Play with sample data set

Begin with the sample TPC-H data set included in the package.

default> \c tpc_h10m
You are now connected to database "tpc_h10m" as user "username".

tpc_h10m> \d
customer
lineitem
nation
orders
part
partsupp
region
supplier

As an example, calculate the total order amount by country by joining 3 tables:

tpc_h10m> SELECT n.n_name as nation, sum(o.o_totalprice) as order_amount 
FROM customer c, nation n, orders o 
WHERE c.c_nationkey = n.n_nationkey and o.o_custkey = c.c_custkey 
GROUP BY c.c_nationkey, n.n_name 
ORDER BY n.n_name;

nation,  order_amount
-------------------------------
ALGERIA,  827414.8900000001
ARGENTINA,  1064770.36
BRAZIL,  870015.82
CANADA,  814680.27
...

Analyze your own data

You can create external tables with your own data files and run SQL queries on them directly.
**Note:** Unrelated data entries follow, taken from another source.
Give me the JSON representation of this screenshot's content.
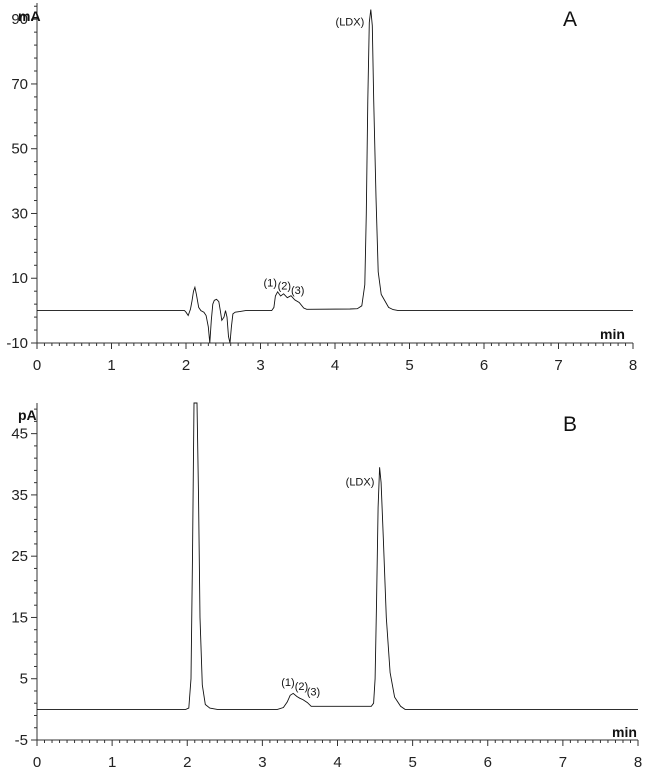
{
  "chart_data": [
    {
      "type": "line",
      "panel_label": "A",
      "ylabel": "mA",
      "xlabel": "min",
      "xlim": [
        0,
        8
      ],
      "ylim": [
        -10,
        95
      ],
      "xticks": [
        0,
        1,
        2,
        3,
        4,
        5,
        6,
        7,
        8
      ],
      "yticks": [
        -10,
        10,
        30,
        50,
        70,
        90
      ],
      "series": [
        {
          "points": [
            [
              0,
              0
            ],
            [
              1.98,
              0
            ],
            [
              2.0,
              -0.5
            ],
            [
              2.03,
              -1.5
            ],
            [
              2.06,
              0.5
            ],
            [
              2.08,
              3
            ],
            [
              2.1,
              6
            ],
            [
              2.12,
              7.2
            ],
            [
              2.14,
              5
            ],
            [
              2.17,
              1
            ],
            [
              2.2,
              0
            ],
            [
              2.24,
              -0.5
            ],
            [
              2.27,
              -1.5
            ],
            [
              2.3,
              -5
            ],
            [
              2.32,
              -10
            ],
            [
              2.34,
              -3
            ],
            [
              2.36,
              2
            ],
            [
              2.38,
              3.2
            ],
            [
              2.41,
              3.5
            ],
            [
              2.44,
              2.8
            ],
            [
              2.46,
              0
            ],
            [
              2.48,
              -3
            ],
            [
              2.51,
              -2
            ],
            [
              2.53,
              0
            ],
            [
              2.55,
              -2
            ],
            [
              2.57,
              -8
            ],
            [
              2.59,
              -10
            ],
            [
              2.61,
              -5
            ],
            [
              2.63,
              -1
            ],
            [
              2.66,
              -0.5
            ],
            [
              2.72,
              -0.3
            ],
            [
              2.8,
              0
            ],
            [
              3.15,
              0
            ],
            [
              3.18,
              1
            ],
            [
              3.2,
              4.5
            ],
            [
              3.23,
              5.8
            ],
            [
              3.27,
              4.5
            ],
            [
              3.31,
              5.2
            ],
            [
              3.36,
              4
            ],
            [
              3.41,
              4.6
            ],
            [
              3.46,
              3.3
            ],
            [
              3.52,
              2.5
            ],
            [
              3.58,
              0.8
            ],
            [
              3.62,
              0.4
            ],
            [
              4.2,
              0.5
            ],
            [
              4.3,
              0.6
            ],
            [
              4.36,
              1.5
            ],
            [
              4.4,
              8
            ],
            [
              4.42,
              30
            ],
            [
              4.44,
              65
            ],
            [
              4.46,
              89
            ],
            [
              4.48,
              93
            ],
            [
              4.5,
              88
            ],
            [
              4.52,
              65
            ],
            [
              4.55,
              35
            ],
            [
              4.58,
              12
            ],
            [
              4.62,
              5
            ],
            [
              4.67,
              3
            ],
            [
              4.72,
              1
            ],
            [
              4.78,
              0.3
            ],
            [
              4.85,
              0
            ],
            [
              8,
              0
            ]
          ]
        }
      ],
      "annotations": [
        {
          "text": "(LDX)",
          "x": 4.2,
          "y": 88
        },
        {
          "text": "(1)",
          "x": 3.13,
          "y": 7.5
        },
        {
          "text": "(2)",
          "x": 3.32,
          "y": 6.5
        },
        {
          "text": "(3)",
          "x": 3.5,
          "y": 5.2
        }
      ]
    },
    {
      "type": "line",
      "panel_label": "B",
      "ylabel": "pA",
      "xlabel": "min",
      "xlim": [
        0,
        8
      ],
      "ylim": [
        -5,
        50
      ],
      "xticks": [
        0,
        1,
        2,
        3,
        4,
        5,
        6,
        7,
        8
      ],
      "yticks": [
        -5,
        5,
        15,
        25,
        35,
        45
      ],
      "series": [
        {
          "points": [
            [
              0,
              0
            ],
            [
              1.98,
              0
            ],
            [
              2.02,
              0.2
            ],
            [
              2.05,
              5
            ],
            [
              2.07,
              25
            ],
            [
              2.09,
              50
            ],
            [
              2.13,
              50
            ],
            [
              2.15,
              35
            ],
            [
              2.17,
              15
            ],
            [
              2.2,
              4
            ],
            [
              2.24,
              0.8
            ],
            [
              2.3,
              0.2
            ],
            [
              2.4,
              0
            ],
            [
              3.2,
              0
            ],
            [
              3.28,
              0.3
            ],
            [
              3.33,
              1.2
            ],
            [
              3.37,
              2.3
            ],
            [
              3.41,
              2.6
            ],
            [
              3.46,
              2.1
            ],
            [
              3.5,
              1.8
            ],
            [
              3.54,
              1.6
            ],
            [
              3.6,
              1.1
            ],
            [
              3.65,
              0.5
            ],
            [
              4.45,
              0.5
            ],
            [
              4.48,
              1
            ],
            [
              4.5,
              5
            ],
            [
              4.52,
              18
            ],
            [
              4.54,
              33
            ],
            [
              4.56,
              39.5
            ],
            [
              4.58,
              37
            ],
            [
              4.61,
              28
            ],
            [
              4.65,
              15
            ],
            [
              4.7,
              6
            ],
            [
              4.76,
              2
            ],
            [
              4.84,
              0.5
            ],
            [
              4.9,
              0
            ],
            [
              8,
              0
            ]
          ]
        }
      ],
      "annotations": [
        {
          "text": "(LDX)",
          "x": 4.3,
          "y": 36.5
        },
        {
          "text": "(1)",
          "x": 3.34,
          "y": 3.8
        },
        {
          "text": "(2)",
          "x": 3.52,
          "y": 3.2
        },
        {
          "text": "(3)",
          "x": 3.68,
          "y": 2.3
        }
      ]
    }
  ]
}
1. Select your data source

(If you don’t have your own local data set, you may wish to download a public data set from a reputable online sources, such as Public Data Sets on AWS or Google public data)

To keep things simple, let’s prepare the orders data included in the TPC-H data set.

$ cp  your_tajo_dir/data/tpc-h10m/orders.txt  /tmp/

You will note the first line of “orders.txt” looks as follows:

1|36901|O|173665.47|1996-01-02|5-LOW|Clerk#000000951|0|nstructions sleep furiously among |
2. Create your database
default> CREATE DATABASE IF NOT EXISTS mydb;
OK
default> \c mydb
You are now connected to database "mydb" as user "username".
3. Create external table with your data
mydb>  CREATE EXTERNAL TABLE IF NOT EXISTS mydb.orders 
(O_ORDERKEY bigint, O_CUSTKEY bigint, O_ORDERSTATUS text, 
O_TOTALPRICE double, O_ORDERDATE text, O_ORDERPRIORITY text, 
O_CLERK text, O_SHIPPRIORITY int, O_COMMENT text) 
USING CSV with ('csvfile.delimiter'='|') 
LOCATION 'file:///tmp/orders.txt';

mydb>  SELECT o_orderkey, o_custkey, o_orderdate FROM orders;

o_orderkey,  o_custkey,  o_orderdate
-------------------------------
1,  36901,  1996-01-02
2,  78002,  1996-12-01
3,  123314,  1993-10-14
...

For more information on Tajo SQL syntax, refer to the Tajo SQL langauge reference.

Monitor Tajo in the Tajo admin panel

You can then monitor Tajo’s cluster status, jobs and resource usage in the admin panel located at http://localhost:26080/ .

tajo_on_desktop_01

 

Conclusion

Running advanced data analysis on the Tajo Desktop Package is as easy as that!
By initiating a single-node Tajo cluster on your desktop, you can run queries on local data files without the need to convert data or run ETL jobs. Importantly, Apache Tajo is highly scalable: As your data grows, Tajo is able to scale out to a fully distributed environment without a change of architecture.